Arbeitsemigranten, Menschen in Einsamkeit und Isolation, auf der Flucht vor der Perspektivenlosigkeit ihres Lebens, sind die »Helden« dieser Erzählungen. Sie suchen eine andere, bessere Welt in ihren Phantasie-Vorstellungen, die sie Weit aus der Wirklichkeit fortführen. Wie der türkische Fließbandarbeiter der Titelerzählung ›Paradies kaputt‹, der zuerst in seinen Gedanken die heimatliche dörfliche Umwelt mit nach Almanya nimmt und später versucht, das Leben in Deutschland in die Türkei zu versetzen. Aber die Welt, die er sich aufbaut, hat in der Realität keinen Bestand. Eine junge Frau wird das Opfer dieses Zusammenbruchs der Illusionen... Der Konflikt zwischen Traum und Wirklichkeit, zwischen Innen- und Außenwelt ist das besondere Anliegen des türkischen Dichters Aras Ören, der in Deutschland lebt, über Deutschland schreibt und längst zum deutschen Autor geworden ist.
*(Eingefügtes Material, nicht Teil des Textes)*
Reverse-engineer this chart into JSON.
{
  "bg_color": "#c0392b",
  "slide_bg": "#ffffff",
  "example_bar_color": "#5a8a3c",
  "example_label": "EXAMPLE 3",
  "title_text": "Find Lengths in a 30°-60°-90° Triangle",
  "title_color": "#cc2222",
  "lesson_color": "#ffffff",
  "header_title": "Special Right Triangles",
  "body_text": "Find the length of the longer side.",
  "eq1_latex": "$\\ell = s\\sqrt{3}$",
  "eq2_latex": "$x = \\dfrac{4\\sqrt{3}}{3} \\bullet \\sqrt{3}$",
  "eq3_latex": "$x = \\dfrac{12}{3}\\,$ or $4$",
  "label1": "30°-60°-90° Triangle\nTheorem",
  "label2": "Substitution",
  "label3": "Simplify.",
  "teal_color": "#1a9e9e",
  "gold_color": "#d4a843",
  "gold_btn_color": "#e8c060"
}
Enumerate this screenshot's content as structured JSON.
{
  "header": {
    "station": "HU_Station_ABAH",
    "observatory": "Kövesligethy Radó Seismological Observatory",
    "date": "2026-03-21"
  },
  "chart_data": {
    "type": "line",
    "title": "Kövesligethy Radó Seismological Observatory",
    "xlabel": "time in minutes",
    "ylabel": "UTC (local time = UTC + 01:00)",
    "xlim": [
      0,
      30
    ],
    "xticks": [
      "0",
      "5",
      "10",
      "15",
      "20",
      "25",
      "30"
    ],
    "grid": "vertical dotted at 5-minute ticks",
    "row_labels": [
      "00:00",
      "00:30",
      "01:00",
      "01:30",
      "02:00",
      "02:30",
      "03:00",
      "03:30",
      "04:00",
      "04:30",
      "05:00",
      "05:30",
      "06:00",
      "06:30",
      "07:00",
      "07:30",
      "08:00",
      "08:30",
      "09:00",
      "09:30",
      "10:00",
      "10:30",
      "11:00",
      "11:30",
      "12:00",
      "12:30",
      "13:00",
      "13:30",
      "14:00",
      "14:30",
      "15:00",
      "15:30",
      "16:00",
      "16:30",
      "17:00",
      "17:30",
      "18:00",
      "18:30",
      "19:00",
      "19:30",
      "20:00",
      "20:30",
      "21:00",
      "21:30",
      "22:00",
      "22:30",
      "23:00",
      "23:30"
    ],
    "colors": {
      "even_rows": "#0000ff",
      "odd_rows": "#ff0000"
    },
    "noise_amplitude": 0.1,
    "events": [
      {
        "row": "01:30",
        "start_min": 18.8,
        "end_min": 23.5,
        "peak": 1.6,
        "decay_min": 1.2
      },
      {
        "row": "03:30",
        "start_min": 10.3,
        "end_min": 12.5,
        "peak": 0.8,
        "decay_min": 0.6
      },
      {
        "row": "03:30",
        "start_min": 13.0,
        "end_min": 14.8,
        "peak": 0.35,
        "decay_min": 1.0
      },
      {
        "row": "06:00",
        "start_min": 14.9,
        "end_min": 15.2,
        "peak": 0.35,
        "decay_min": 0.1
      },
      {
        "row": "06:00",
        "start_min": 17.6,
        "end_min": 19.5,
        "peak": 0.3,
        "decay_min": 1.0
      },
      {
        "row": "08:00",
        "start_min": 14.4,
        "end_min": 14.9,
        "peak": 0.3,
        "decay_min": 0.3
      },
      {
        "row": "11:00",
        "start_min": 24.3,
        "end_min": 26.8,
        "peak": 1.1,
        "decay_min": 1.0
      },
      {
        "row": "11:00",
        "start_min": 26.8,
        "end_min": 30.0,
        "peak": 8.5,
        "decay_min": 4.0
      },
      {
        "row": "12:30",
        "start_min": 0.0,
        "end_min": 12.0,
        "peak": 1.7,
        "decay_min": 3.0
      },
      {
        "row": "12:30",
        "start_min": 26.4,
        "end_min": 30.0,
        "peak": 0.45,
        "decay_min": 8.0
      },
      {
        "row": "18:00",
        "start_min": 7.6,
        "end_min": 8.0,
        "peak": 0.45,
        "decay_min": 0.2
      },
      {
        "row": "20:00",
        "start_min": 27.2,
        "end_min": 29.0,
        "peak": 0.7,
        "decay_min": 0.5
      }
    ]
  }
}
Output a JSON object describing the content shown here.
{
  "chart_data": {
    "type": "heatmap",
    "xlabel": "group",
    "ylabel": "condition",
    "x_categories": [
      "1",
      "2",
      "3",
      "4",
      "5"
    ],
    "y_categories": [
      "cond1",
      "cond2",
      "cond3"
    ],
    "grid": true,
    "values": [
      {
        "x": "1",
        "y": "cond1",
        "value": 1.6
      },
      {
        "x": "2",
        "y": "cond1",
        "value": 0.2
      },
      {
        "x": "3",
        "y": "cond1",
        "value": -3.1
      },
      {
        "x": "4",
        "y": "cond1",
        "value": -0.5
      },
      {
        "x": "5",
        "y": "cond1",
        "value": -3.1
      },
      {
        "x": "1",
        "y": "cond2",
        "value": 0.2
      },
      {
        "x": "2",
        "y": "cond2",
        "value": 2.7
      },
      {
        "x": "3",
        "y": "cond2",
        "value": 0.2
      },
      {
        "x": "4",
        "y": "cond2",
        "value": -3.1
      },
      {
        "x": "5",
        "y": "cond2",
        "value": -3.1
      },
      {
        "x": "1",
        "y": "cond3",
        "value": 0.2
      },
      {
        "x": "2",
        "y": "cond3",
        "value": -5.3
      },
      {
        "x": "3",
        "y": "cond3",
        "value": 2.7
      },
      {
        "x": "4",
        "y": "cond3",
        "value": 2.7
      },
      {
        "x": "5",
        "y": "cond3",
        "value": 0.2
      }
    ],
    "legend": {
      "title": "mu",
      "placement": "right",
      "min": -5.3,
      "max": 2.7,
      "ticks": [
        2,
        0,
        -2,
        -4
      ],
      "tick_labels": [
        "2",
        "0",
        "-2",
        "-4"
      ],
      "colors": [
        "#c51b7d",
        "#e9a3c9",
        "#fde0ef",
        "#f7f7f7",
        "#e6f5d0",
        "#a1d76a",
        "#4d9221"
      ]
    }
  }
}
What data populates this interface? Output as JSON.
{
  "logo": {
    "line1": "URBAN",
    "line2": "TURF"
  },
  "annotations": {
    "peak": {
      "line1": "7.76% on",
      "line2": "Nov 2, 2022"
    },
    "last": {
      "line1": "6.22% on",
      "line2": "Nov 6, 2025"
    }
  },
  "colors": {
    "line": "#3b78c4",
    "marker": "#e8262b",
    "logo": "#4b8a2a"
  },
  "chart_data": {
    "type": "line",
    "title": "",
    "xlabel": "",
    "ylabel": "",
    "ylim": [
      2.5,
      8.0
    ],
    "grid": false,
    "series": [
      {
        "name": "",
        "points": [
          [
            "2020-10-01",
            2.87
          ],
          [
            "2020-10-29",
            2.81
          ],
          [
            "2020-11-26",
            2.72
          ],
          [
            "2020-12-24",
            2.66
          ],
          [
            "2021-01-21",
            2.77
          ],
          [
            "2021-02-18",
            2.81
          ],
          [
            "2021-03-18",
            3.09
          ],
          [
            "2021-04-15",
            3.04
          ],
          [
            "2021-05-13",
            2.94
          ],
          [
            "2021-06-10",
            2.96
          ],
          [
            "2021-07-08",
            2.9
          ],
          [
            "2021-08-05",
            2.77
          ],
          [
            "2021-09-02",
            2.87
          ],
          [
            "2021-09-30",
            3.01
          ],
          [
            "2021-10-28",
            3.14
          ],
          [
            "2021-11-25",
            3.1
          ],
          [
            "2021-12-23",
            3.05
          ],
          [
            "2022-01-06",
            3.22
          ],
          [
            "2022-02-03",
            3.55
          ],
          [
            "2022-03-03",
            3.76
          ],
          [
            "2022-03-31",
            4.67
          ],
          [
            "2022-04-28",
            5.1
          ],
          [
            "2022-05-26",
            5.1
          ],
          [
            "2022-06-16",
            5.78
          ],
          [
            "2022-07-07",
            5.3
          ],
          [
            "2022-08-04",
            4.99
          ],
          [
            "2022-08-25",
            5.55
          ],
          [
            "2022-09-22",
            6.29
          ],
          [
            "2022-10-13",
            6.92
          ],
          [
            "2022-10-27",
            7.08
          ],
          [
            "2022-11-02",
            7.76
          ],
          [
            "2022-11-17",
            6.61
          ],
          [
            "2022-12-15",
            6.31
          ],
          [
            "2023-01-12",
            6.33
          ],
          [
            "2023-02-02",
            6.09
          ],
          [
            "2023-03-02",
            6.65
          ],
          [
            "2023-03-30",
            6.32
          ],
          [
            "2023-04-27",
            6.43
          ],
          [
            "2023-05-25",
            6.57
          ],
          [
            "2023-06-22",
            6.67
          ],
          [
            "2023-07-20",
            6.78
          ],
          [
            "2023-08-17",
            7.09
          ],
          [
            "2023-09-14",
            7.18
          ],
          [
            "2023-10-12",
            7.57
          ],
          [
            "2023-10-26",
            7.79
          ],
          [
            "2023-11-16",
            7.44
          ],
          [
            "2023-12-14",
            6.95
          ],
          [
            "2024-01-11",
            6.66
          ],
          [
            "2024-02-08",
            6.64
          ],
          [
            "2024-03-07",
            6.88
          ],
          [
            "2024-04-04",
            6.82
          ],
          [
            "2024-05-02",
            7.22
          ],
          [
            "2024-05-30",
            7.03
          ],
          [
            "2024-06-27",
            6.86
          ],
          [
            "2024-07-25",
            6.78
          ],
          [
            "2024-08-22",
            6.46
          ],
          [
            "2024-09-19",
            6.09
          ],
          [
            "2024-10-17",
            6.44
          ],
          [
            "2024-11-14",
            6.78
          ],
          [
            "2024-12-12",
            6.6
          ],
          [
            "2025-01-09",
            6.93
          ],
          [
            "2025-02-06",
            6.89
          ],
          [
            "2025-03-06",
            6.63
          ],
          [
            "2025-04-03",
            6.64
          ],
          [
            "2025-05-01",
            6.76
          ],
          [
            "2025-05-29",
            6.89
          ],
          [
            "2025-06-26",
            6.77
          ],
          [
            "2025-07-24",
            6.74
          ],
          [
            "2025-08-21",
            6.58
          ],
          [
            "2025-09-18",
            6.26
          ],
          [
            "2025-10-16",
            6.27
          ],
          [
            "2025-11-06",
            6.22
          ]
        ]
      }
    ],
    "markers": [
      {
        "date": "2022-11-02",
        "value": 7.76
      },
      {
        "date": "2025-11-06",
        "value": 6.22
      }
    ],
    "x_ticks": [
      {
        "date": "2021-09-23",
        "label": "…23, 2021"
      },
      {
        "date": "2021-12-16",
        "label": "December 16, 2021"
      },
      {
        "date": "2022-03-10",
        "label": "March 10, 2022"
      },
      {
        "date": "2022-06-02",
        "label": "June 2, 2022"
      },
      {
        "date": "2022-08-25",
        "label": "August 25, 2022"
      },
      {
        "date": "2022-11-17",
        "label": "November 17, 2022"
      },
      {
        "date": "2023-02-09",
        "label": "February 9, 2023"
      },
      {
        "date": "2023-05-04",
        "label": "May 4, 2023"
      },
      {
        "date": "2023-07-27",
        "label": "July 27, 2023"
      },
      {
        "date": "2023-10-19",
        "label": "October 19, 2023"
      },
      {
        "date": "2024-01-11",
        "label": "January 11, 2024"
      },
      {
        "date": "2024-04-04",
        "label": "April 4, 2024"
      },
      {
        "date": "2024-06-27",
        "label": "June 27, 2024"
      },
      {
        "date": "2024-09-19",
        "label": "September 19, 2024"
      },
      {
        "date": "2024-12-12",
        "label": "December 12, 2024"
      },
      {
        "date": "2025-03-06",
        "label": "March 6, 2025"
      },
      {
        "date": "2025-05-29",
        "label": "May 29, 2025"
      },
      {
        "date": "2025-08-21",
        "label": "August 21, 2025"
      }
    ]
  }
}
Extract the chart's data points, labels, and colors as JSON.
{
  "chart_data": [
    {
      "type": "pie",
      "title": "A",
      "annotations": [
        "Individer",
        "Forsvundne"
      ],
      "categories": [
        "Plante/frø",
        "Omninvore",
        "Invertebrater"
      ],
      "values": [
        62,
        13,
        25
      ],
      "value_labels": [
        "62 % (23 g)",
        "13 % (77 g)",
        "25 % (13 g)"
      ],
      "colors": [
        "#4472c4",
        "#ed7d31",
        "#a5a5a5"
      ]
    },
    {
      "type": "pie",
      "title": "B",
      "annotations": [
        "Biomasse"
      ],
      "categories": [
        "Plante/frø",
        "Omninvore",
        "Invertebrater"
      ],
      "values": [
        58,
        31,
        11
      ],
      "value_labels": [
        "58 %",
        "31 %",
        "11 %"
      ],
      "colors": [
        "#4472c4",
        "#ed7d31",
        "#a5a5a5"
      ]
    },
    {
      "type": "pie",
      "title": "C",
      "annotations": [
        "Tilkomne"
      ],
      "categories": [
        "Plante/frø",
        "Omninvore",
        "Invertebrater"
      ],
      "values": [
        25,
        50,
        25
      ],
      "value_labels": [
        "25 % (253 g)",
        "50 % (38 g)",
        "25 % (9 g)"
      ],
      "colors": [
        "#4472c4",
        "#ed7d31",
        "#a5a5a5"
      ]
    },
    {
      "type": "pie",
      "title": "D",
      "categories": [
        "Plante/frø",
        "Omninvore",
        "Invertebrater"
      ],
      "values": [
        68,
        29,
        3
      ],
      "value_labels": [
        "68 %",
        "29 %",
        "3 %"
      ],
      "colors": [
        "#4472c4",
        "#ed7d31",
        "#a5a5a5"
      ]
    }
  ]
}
Er ist einer von denen, die Harald Weinrich »unsere natürlichen Landsleute« nennt.
Inhalt: - Der Gebrauchtwagen (1979) - Der Rabauke (1979) - Ein vergnügter Morgen (1980) - Der Geizhals (1980) - Das Café (1980) - Haß (1980) - Paradies kaputt (1982) - Herrn Otto Köpkes Untermieter. Porträt eines jungen Mannes (1966, 1982) - Alle meine Freunde trinken Champagner (1982) - Traum (1982) - Reiseschatten (1982) - Traurigkeit (1982) - Genies sterben spät (1982)
Aras Ören wurde 1939 in Istanbul geboren. Er war von 1959 bis 1969 als Schauspieler und Dramaturg an verschiedenen Bühnen seiner Heimatstadt angestellt. 1962 arbeitete er als Schauspieler an der „Neuen Bühne“ in Frankfurt am Main. Nach dem er seinen Militärdienst in Ankara abgeleistet hatte, startete er 1965-1967 den Versuch, eine Theatergruppe für die türkischen Arbeiter in der Bundesrepublik und West-Berlin zu gründen. 1966-1969 kehrte er für ein Schauspielengagement nach Istanbul zurück, bis es ihn 1969 wieder nach West-Berlin zog. Dort war er Mitglied der Berliner Künstlervereinigung „Rote Nelke“. Seit 1974 arbeitete er zunächst als Redakteur und ab 1996 dann als Leiter in der türkischen Redaktion des Senders Freies Berlin (SFB).
Im Winter 1999 hatte er eine Poetik-Dozentur an der Universität Tübingen inne. Für sein poetisches Werk erhielt Aras Ören 1980 den Förderpreis des Bundesverbandes der Deutschen Industrie und 1983 die Ehrengabe der Bayrischen Akademie der Schönen Künste. Im Februar 1985 wurde er (zusammen mit Rafik Schami) mit dem damals erstmals vergebenen Adelbert-von-Chamisso-Preis für Literatur in Deutsch als Fremdsprache ausgezeichnet. Er zählt zu den bekanntesten türkischen Autoren in der Bundesrepublik Deutschland. Aras Ören schreibt nach wie vor in türkischer Sprache, seine ersten in der Emigration entstandenen Texte wurden zunächst nur in deutscher Übersetzung publiziert. Mittlerweile liegen zum Teil auch die türkischen Orginalausgaben vor.